Coaching Questions for Clients
- What problem did you solve this week that took longer than an hour? What did you learn that you haven’t told anyone?
- If you had to teach someone else to solve this in 10 minutes, what would you tell them first?
- What “obvious” thing do you know that nobody in your network is talking about?
Journal Prompt What’s one thing I figured out in the last 30 days that I quietly filed away? Who needs to hear it — and what format would serve them best?
Additional Resources
- Show Your Work by Austin Kleon — on building in public and sharing process, not just results
- Building a Second Brain by Tiago Forte — on capturing and organizing intellectual capital
- Insight - Codify Your Judgment Into Skills, Not Just Prompts — closely related: once you solve it, package the judgment
- Insight - Build Tiny Tools That Remove Real Friction — the skill-building step in this workflow
Evolution Across Sessions
The April 2 session introduced codifying judgment into skills and building tiny tools that remove friction.
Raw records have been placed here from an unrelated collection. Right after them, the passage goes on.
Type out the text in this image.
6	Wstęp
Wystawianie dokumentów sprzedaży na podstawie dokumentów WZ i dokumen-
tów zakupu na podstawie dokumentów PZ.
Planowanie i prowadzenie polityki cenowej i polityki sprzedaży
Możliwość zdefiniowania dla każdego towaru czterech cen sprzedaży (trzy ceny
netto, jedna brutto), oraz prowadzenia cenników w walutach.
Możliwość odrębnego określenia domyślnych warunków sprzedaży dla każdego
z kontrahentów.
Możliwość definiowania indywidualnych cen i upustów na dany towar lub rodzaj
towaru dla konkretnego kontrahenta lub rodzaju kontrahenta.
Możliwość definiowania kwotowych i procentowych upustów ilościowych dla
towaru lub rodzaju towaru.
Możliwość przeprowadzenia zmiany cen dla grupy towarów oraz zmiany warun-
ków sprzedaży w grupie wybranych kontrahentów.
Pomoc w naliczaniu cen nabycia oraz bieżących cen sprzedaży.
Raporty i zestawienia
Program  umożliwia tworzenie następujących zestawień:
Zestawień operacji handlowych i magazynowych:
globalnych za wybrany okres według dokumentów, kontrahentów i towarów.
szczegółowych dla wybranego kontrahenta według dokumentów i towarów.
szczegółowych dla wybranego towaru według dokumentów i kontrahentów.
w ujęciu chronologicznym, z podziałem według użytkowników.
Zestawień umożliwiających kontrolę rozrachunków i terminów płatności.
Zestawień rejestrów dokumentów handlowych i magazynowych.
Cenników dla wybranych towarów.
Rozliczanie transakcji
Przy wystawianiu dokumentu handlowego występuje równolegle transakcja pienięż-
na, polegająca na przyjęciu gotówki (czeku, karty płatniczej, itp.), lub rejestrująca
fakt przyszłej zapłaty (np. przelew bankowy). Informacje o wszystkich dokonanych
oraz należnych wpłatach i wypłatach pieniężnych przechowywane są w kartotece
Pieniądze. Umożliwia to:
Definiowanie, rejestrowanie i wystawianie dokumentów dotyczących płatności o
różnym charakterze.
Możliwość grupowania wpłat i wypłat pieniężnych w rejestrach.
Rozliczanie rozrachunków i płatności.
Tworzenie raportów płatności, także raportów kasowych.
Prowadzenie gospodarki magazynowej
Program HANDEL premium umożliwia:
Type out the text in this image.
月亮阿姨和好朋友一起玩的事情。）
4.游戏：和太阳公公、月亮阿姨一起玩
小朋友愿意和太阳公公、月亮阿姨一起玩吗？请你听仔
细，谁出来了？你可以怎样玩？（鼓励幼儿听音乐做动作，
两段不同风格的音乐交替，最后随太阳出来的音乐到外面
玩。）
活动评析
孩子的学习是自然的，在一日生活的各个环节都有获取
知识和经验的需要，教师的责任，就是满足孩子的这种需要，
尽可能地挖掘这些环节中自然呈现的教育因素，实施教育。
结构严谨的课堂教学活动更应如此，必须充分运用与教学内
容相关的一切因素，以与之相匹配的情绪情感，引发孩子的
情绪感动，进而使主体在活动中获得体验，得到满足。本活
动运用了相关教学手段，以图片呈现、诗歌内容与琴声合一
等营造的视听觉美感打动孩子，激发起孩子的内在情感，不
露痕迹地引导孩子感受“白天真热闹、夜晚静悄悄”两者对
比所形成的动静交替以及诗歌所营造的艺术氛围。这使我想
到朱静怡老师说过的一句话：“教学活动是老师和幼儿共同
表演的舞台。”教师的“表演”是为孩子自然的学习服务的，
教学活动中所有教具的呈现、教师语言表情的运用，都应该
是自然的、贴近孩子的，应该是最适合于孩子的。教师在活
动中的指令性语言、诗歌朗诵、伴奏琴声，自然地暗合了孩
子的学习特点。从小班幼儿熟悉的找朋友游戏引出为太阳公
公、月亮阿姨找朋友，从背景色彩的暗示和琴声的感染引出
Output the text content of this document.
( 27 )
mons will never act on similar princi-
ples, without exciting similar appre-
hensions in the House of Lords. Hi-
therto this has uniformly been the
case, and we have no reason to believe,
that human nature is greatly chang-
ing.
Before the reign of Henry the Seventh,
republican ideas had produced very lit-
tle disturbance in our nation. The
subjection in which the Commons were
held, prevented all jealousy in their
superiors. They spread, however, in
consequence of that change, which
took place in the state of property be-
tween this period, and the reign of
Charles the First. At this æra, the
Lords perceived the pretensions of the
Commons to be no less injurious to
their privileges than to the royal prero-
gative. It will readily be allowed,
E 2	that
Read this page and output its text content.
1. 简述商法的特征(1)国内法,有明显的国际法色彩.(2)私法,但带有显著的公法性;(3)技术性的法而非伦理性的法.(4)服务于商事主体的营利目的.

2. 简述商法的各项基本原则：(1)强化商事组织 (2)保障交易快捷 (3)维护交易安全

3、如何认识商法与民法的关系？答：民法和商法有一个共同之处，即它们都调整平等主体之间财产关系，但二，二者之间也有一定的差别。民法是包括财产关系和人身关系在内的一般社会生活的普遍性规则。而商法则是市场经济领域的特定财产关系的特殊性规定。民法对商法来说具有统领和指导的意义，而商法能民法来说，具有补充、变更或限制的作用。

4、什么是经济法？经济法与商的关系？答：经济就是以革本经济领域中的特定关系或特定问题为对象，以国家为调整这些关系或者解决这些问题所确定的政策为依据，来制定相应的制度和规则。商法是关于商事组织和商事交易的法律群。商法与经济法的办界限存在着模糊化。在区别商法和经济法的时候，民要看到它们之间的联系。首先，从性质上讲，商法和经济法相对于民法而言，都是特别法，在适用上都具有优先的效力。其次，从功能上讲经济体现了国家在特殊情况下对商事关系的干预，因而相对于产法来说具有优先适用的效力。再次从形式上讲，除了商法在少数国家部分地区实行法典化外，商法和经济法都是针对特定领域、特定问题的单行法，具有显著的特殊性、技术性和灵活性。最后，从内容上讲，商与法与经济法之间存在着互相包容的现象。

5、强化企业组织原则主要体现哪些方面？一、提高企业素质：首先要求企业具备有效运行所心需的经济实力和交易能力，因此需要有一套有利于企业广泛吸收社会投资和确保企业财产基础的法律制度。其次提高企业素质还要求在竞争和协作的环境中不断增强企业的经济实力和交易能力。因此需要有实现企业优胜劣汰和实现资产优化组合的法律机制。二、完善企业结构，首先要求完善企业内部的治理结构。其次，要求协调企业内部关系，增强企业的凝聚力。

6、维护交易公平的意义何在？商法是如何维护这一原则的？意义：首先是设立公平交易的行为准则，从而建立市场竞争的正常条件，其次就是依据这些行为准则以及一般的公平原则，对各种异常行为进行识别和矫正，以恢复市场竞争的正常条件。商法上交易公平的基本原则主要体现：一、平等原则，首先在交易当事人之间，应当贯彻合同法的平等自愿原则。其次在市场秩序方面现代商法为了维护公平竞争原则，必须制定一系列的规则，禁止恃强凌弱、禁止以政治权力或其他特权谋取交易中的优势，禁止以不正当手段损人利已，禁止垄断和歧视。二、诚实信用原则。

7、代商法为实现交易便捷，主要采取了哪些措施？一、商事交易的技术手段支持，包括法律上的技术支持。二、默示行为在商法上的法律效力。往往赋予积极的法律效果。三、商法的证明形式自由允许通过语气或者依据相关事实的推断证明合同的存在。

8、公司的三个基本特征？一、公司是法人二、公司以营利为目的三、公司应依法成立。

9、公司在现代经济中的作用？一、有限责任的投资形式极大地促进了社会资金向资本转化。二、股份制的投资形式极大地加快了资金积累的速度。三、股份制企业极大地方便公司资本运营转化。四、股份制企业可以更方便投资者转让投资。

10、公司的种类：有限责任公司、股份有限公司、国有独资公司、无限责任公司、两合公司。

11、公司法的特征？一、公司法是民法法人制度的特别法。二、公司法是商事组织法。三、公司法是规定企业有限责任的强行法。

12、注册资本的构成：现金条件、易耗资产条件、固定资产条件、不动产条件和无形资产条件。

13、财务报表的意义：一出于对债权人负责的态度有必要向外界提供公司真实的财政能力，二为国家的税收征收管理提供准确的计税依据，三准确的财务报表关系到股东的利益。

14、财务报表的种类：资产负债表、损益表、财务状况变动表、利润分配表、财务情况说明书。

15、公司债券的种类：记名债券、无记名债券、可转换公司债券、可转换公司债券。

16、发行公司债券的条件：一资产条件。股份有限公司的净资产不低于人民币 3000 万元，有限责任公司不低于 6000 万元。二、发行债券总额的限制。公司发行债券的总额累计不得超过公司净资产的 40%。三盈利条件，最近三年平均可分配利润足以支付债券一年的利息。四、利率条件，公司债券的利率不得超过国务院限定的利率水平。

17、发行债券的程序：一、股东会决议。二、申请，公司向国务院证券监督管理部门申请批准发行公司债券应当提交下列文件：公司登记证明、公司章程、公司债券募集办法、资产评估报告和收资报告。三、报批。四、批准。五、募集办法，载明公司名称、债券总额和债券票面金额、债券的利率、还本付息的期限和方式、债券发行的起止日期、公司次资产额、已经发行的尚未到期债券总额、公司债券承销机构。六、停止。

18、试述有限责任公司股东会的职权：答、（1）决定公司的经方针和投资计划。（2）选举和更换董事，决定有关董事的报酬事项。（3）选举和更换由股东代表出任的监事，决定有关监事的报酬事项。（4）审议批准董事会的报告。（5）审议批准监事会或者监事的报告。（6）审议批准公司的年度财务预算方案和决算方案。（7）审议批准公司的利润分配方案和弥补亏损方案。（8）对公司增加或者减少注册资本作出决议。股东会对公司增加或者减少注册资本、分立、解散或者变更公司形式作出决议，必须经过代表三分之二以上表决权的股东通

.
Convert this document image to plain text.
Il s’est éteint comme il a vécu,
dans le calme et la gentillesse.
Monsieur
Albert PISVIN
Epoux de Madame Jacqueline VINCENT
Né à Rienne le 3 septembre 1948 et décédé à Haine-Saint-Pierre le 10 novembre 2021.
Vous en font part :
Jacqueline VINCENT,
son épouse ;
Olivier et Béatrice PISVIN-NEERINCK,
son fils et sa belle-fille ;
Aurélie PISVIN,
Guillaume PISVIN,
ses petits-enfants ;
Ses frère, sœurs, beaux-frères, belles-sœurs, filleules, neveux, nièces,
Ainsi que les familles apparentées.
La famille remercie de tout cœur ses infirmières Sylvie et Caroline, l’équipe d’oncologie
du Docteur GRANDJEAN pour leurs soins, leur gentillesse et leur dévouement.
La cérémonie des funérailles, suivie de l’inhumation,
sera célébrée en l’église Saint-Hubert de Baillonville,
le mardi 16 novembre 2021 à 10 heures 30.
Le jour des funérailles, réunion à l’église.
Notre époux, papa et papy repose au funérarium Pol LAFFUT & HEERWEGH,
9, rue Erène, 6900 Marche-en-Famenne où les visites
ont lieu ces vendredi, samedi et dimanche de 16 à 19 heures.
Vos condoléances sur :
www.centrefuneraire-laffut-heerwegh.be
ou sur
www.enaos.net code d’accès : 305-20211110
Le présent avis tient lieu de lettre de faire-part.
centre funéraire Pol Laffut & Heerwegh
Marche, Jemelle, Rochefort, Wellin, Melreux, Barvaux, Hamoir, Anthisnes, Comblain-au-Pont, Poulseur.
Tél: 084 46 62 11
This March 5 insight is the upstream piece: it’s the trigger point that tells you when to build a skill — namely, every time you solve a real problem worth solving. The progression is: notice a problem → solve it with AI → codify the solution as a skill → extract the article. The April 2 session picked up mid-stream; this session supplies the beginning.
Next Actions
- For me (Lou): After each mastermind or deep client session, schedule 15 minutes immediately after to run the extraction protocol. Batch the articles weekly.
- For clients: Build an “insight inbox” — a running document or voice memo collection where you log problems you’ve solved this week, before they fade. Review it weekly with Claude and ask: which of these is worth publishing?